La humanidad se enfrenta a un cambio demográfico que supondrá que en las próximas cuatro décadas la población mayor de 65 años se duplique, pasando a ser casi el 30% de la población total. Estas personas son cada vez mas activas y, por lo tanto, tienen mayores deseos de vivir con autonomía, manteniéndose como ciudadanos útiles que siguen aportando valor a la sociedad y a sus propias familias. Por eso, hay que luchar por desbancar la idea de que el envejecimiento de la población pondrá en juego la sociedad del bienestar; el reto es que el sistema se mantenga adaptándose a las nuevas circunstancias.

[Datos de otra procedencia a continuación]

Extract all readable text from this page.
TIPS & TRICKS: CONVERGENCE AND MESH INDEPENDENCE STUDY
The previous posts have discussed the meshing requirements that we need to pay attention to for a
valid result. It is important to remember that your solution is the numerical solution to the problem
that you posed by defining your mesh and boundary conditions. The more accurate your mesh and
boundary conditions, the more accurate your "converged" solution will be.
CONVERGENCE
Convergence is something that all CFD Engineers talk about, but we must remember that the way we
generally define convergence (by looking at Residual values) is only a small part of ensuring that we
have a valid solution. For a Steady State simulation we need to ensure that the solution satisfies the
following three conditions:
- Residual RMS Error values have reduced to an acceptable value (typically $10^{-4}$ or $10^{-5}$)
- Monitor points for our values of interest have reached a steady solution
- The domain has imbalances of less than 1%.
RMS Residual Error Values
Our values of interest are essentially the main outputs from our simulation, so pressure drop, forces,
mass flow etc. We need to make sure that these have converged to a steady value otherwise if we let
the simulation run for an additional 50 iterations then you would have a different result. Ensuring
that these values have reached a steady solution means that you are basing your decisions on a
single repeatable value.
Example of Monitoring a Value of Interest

Por envejecimiento demográfico se entiende el continuo aumento de la edad del promedio de la población, que tiene su origen en la reducción de la mortalidad unida a la baja fecundidad. Ambos factores juntos llevan a que en la composición por edades, el número de personas jóvenes se esté reduciendo en proporción con las de mayor edad. Así, en los países desarrollados, la pirámide de población se invertirá en menos de 50 años.

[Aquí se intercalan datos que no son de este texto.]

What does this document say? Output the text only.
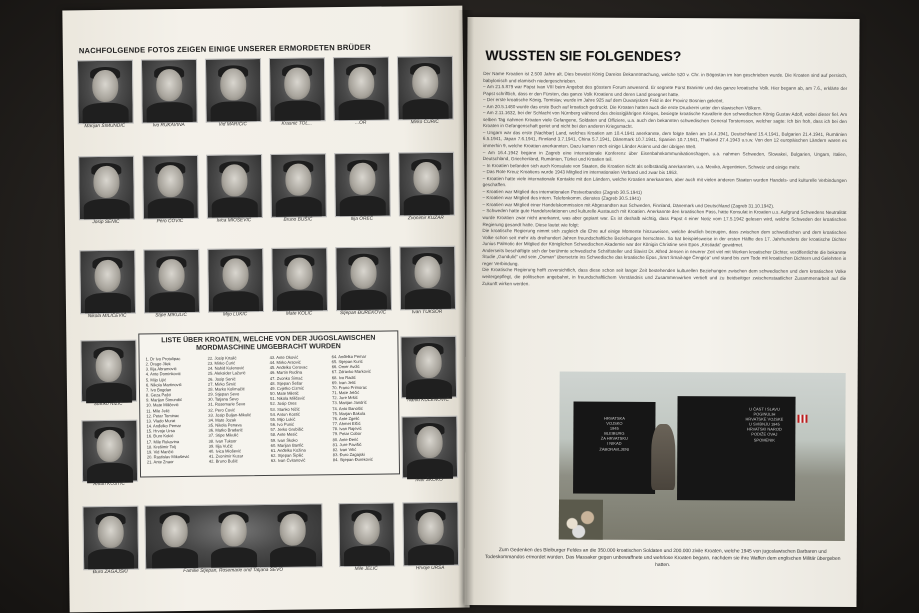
NACHFOLGENDE FOTOS ZEIGEN EINIGE UNSERER ERMORDETEN BRÜDER
Marijan ŠIMUNDIĆ	Ivo RUKAVINA	Vid MARIČIĆ	Krasnić TOL...	...OR	Mirko ĆURIĆ
Josip SENIĆ	Pero ĆOVIĆ	Ivica MIOŠEVIĆ	Bruno BUŠIĆ	Ilija OREČ	Zvonimir KUZAR
Nikola MILIČEVIĆ	Stipe MIKULIĆ	Mijo LUKIĆ	Mate KOLIĆ	Stjepan ĐUREKOVIĆ	Ivan TUKSOR
Stanko NIŽIĆ
Nahid KULENOVIĆ
Antun KOSTIĆ
Ivan ŠKOKO
Đuro ZAGAJSKI	Familie Stjepan, Rosemarie und Tatjana ŠEVO	Mile JELIĆ	Hrvoje URSA
LISTE ÜBER KROATEN, WELCHE VON DER JUGOSLAWISCHEN MORDMASCHINE UMGEBRACHT WURDEN
1. Dr Ivo Protulipac
2. Drago Jilek
3. Ilija Abramović
4. Ante Dominković
5. Mijo Lijić
6. Nikola Martinović
7. Ivo Bogdan
8. Geza Pašti
9. Marijan Šimundić
10. Mate Miličević
11. Mile Jelić
12. Petar Tominac
13. Vlado Murat
14. Anđelko Pemar
15. Hrvoje Ursa
16. Đuro Kokić
17. Mile Rukavina
18. Krešimir Tolj
19. Vid Maričić
20. Rastislav Mikošević
21. Ante Znaor
22. Josip Krtalić
23. Mirko Ćurić
24. Nahid Kulenović
25. Aleksider Lažurić
26. Josip Senić
27. Mirko Šimić
28. Marko Kolimačić
29. Stjepan Sevo
30. Tatjana Ševo
31. Rosemarie Ševo
32. Pero Ćović
33. Josip Buljan-Mikulić
34. Mato Jozak
35. Nikola Penava
36. Matko Bradarić
37. Stipe Mikulić
38. Ivan Tuksor
39. Ilija Vučić
40. Ivica Miošević
41. Zvonimir Kuzar
42. Bruno Bušić
43. Ante Oković
44. Mirko Arsović
45. Anđelko Cerovac
46. Martin Rudina
47. Zvonko Šimać
48. Stjepan Šešar
49. Cvjetko Cizmić
50. Mate Miletić
51. Nikola Miličević
52. Josip Ores
53. Stanko Nižić
54. Antun Kostić
55. Mijo Lukić
56. Ivo Punić
57. Jerko Grubišić
58. Ante Mesić
59. Ivan Škoko
60. Marijan Banfić
61. Anđelko Kožina
62. Stjepan Šipilić
63. Ivan Čvitanović
64. Anđelko Pemar
65. Stjepan Kurić
66. Omer Avdić
67. Zdravko Marković
68. Ivo Radić
69. Ivan Jelić
70. Frano Primorac
71. Mate Jelčić
72. Jure Mršić
73. Marijan Jandrić
74. Anto Banošić
75. Marjan Bakula
76. Ante Zgelić
77. Ahmet Elčić
78. Ivan Rajević
79. Petar Cobor
80. Ante Đerić
81. Jure Pavišić
82. Ivan Vrlić
83. Đuro Zagajski
84. Stjepan Đureković
WUSSTEN SIE FOLGENDES?
Der Name Kroatien ist 2.500 Jahre alt. Dies beweist König Dareios Bekanntmachung, welche 520 v. Chr. in Bögostan im Iran geschrieben wurde. Die Kroaten sind auf persisch, babylonisch und elamisch niedergeschrieben.
– Am 21.5.879 war Papst Ivan VIII beim Angebot des gösstem Forum anwesend. Er segnete Fürst Branimir und das ganze kroatische Volk. Hier begann ab, am 7.6., erklärte der Papst schriftlich, dass er den Fürsten, das ganze Volk Kroatiens und deren Land gesegnet hatte.
– Der erste kroatische König, Tomislav, wurde im Jahre 925 auf dem Duvanjskom Feld in der Provinz Bosnien gekrönt.
– Am 20.5.1480 wurde das erste Buch auf kroatisch gedruckt. Die Kroaten hatten auch die erste Druckerei unter den slawischen Völkern.
– Am 2.11.1632, bei der Schlacht von Nürnberg während des dreissigjährigen Krieges, besiegte kroatische Kavallerie den schwedischen König Gustav Adolf, wobei dieser fiel. Am selben Tag nahmen Kroaten viele Gefangene, Soldaten und Offiziere, u.a. auch den bekannten schwedischen General Torstensson, welcher sagte: Ich bin froh, dass ich bei den Kroaten in Gefangenschaft geriet und nicht bei den anderen Kriegsmacht.
– Ungarn war das erste (Nachbar) Land, welches Kroatien am 10.4.1941 anerkannte, dem folgte Italien am 14.4.1941, Deutschland 15.4.1941, Bulgarien 21.4.1941, Rumänien 6.5.1941, Japan 7.6.1941, Finnland 3.7.1941, China 5.7.1941, Dänemark 10.7.1941, Spanien 10.7.1941, Thailand 27.4.1943 u.s.w. Von den 12 europäischen Ländern waren es immerhin 9, welche Kroatien anerkannten. Dazu kamen noch einige Länder Asiens und der übrigen Welt.
– Am 16.4.1942 begann in Zagreb eine internationale Konferenz über Eisenbahnkommunikationsfragen, u.a. nahmen Schweden, Slowakei, Bulgarien, Ungarn, Italien, Deutschland, Griechenland, Rumänien, Türkei und Kroatien teil.
– In Kroatien befanden sich auch Konsulate von Staaten, die Kroatien nicht als selbständig anerkannten, u.a. Mexiko, Argentinien, Schweiz und einige mehr.
– Das Rote Kreuz Kroatiens wurde 1943 Mitglied im internationalen Verband und zwar bis 1953.
– Kroatien hatte viele internationale Kontakte mit den Ländern, welche Kroatien anerkannten, aber auch mit vielen anderen Staaten wurden Handels- und kulturelle Verbindungen geschaffen.
– Kroatien war Mitglied des internationalen Postverbandes (Zagreb 30.5.1941)
– Kroatien war Mitglied des intern. Telefonkomm. dienstes (Zagreb 30.5.1941)
– Kroatien war Mitglied einer Handelskommission mit Abgesandten aus Schweden, Finnland, Dänemark und Deutschland (Zagreb 31.10.1942).
– Schweden hatte gute Handelsrelationen und kulturelle Austausch mit Kroatien. Anerkannte den kroatischen Pass, hatte Konsulat in Kroatien u.s. Aufgrund Schwedens Neutralität wurde Kroatien zwar nicht anerkannt, was aber gepiant war. Es ist deshalb wichtig, dass Papst 4 einer Notiz vom 17.5.1942 gelesen wird, welche Schweden der kroatischen Regierung gesandt hatte. Diese lautet wie folgt:
Die kroatische Regierung nimmt sich zugleich die Ehre auf einige Momente hinzuweisen, welche deutlich bezeugen, dass zwischen dem schwedischen und dem kroatischen Volke schon seit mehr als dreihundert Jahren freundschaftliche Beziehungen herrschten. So hat beispielsweise in der ersten Hälfte des 17. Jahrhunderts der kroatische Dichter Junius Palmotic der Mitglied der Königlichen Schwedischen Akademie war der Königin Christine sein Epos „Kristiada“ gewidmet.
Anderseits beschäftigte sich der berühmte schwedische Schriftsteller und Slavist Dr. Alfred Jensen in neuerer Zeit viel mit Werken kroatischer Dichter, veröffentlichte die bekannte Studie „Gundulić“ und sein „Osman“ übersetzte ins Schwedische das kroatische Epos „Smrt Smail-age Čengića“ und stand bis zum Tode mit kroatischen Dichtern und Gelehrten in reger Verbindung.
Die Kroatische Regierung hofft zuversichtlich, dass diese schon seit langer Zeit bestehenden kulturellen Beziehungen zwischen dem schwedischen und dem kroatischen Volke weitergepflegt, die politischen angebahnt, in freundschaftlichem Verständnis und Zusammenwirken vertieft und zu beidseitiger zwischenstaatlicher Zusammenarbeit auf die Zukunft wirken werden.
HRVATSKA
VOJSKO
1945
BLEIBURG
ZA HRVATSKU
I NIKAD
ZABORAVLJENI
U ČAST I SLAVU
POGINULIH
HRVATSKE VOJSKE
U SVIBNJU 1945
HRVATSKI NAROD
PODIŽE OVAJ
SPOMENIK
Zum Gedenken des Bleiburger Feldes an die 350.000 kroatischen Soldaten und 200.000 zivile Kroaten, welche 1945 von jugoslawischen Barbaren und Todeskommandos ermordet wurden. Das Massaker gegen unbewaffnete und wehrlose Kroaten begann, nachdem sie ihre Waffen dem englischen Militär übergeben hatten.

A nivel mundial, se espera que el número de personas mayores supere el número de menores de 15 años, por primera vez, en 2045. En los países más desarrollados, donde el envejecimiento de la población está muy avanzado, el número de niños cayó ya por debajo de las personas mayores en 1998. La natalidad disminuyó entre 1950 y 2000 a 22,7 nacimientos por cada 1.000 habitantes, al igual que la mortalidad, 9,2 fallecimientos por cada 1.000 habitantes. Este proceso, lejos de paliarse, continuará intensificándose en el futuro.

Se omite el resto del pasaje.